Additional Observation:

  • The Runner Manager Deployment/Pod is configured to use serviceAccountName: gitlab-runner-app-sa-chroot (or gitlab-runner-app-sa by default), but its spawned concurrent runner builder pods show serviceAccountName: default in their spec.
  • Despite this, the builder pods actually execute under the gitlab-runner-app-sa-chroot permissions.
  • To explicitly bind the correct SA on the builder side, the ConfigMap’s config.toml must include:
[runners.kubernetes]
  service_account = "gitlab-runner-app-sa-chroot"

Impact:

  • Only runners that rely on the custom ConfigMap, custom SCC and custom service accounts are affected.
  • Builds now error out during container startup due to the forbidden chown operation, blocking those specific CI runners.

Temporary Workaround:

Adding the following configs to the custom ConfigMap restores functionality:

[runners.kubernetes] 
  cap_add = ["CAP_SYS_CHROOT", "CAP_MKNOD"] 
  service_account_overwrite_allowed = ".*" 
  privileged = false 
  service_account = "gitlab-runner-app-sa-chroot"
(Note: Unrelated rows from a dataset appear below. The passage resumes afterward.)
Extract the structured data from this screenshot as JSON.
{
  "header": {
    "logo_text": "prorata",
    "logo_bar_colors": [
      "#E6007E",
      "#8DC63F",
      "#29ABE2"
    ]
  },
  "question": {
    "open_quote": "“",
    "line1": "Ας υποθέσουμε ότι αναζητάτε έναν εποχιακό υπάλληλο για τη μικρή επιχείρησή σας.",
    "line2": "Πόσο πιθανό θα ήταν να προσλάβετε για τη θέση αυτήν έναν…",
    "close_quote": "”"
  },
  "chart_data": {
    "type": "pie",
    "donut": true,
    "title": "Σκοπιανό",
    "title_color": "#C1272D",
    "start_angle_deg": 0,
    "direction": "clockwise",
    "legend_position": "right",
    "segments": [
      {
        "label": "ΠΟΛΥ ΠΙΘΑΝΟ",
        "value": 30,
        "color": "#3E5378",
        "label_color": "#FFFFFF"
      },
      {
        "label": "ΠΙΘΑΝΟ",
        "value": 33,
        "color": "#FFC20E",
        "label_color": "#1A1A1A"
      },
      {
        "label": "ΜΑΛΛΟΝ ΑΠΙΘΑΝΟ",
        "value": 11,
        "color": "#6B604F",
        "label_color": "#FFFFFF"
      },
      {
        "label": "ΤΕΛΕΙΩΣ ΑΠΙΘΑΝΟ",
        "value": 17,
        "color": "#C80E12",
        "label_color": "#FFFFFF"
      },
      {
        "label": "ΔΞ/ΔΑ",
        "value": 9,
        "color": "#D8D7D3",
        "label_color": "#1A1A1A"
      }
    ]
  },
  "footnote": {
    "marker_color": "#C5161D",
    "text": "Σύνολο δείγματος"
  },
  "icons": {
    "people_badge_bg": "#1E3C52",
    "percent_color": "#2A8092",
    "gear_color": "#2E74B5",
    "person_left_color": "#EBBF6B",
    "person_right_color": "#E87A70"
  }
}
  [runners.kubernetes.build_container_security_context] 
    run_as_user = 0 
    run_as_group = 0

  [runners.kubernetes.helper_container_security_context] 
    run_as_user = 0 
    run_as_group = 0

Requested Action:

  1. Investigate why v1.37.0 no longer honors the original CAP_SYS_CHROOT and CAP_MKNOD settings without run_as_user and group to 0.
  2. Propose an alternative workaround that does not require forcing the runner to run as root (UID/GID 0) or binding a specific service account in the TOML. For example:
    • Use a PodSecurityContext with an appropriate fsGroup to allow the container process to write owned files without needing extra capabilities
    • Introduce an init container that performs any necessary chown operations under elevated permissions before the main build container starts

Please let me know if you need additional logs, SCC definitions, or other environment details.